Her designs for Autumn/Winter 2017 are inspired by the rich cultural heritage of Azerbaijan, more precisely from Karabakh, the southwestern region, which captivates its very own beautiful landscapes and natural finishes. Azerbaijan’s legacy as a hub on the historical silk road and as a leader in horse breeding can be seen as an essential influence for her collection. And accordingly her garments looked like it. But whoever now thinks of lumberjacks or countrymen is wrong.
The men hit the runway in knee-high leather boots, straight cut pants, classic shirts, jersey turtlenecks and wide coats, many of them decorated with leather elements like straps and belts. The female models showed midi skirts, coats with fur trimming, high waisted trousers and black turtlenecks combined with vest-like tops.

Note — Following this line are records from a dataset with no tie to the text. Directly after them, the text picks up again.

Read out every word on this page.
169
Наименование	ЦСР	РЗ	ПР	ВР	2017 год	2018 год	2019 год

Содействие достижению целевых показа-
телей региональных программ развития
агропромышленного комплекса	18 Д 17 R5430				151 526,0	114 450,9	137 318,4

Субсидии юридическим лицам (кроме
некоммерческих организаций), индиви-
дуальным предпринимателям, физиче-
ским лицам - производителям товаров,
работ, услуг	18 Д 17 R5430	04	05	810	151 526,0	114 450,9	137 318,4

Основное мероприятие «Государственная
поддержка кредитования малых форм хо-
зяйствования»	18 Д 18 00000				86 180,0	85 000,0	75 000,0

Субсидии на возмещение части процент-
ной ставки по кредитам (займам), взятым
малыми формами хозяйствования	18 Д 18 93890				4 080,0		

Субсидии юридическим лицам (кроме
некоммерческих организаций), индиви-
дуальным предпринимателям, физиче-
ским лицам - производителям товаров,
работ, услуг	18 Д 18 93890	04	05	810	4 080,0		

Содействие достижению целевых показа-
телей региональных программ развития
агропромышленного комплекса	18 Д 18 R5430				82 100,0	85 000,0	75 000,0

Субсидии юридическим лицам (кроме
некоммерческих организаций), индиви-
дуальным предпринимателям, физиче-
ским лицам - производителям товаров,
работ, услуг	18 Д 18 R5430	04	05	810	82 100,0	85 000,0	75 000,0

Leonie Mergen spend a lot of her childhood afternoons watching her grandma and aunt work as tailors, so her interest in fashion came early. Fascinated by the craft, she played copycat on her own dresses, customising and experimenting throughout most of her youth. In 2014 she finished her studies at Berlin’s International University of Art (ESMOD) and since then she has developed her own bold ideas and style.
Most of her garments are refined with details like set-in patterns, which refer to the county’s famous tapestries. Black, white and grey are the main colours, accompanied by light and midnight blue, dark reds and bordeaux, which gave the whole collection the look of something tough but splendid at the same time. Maybe a bit like the roughness and beauty of Azerbaijan’s landscapes.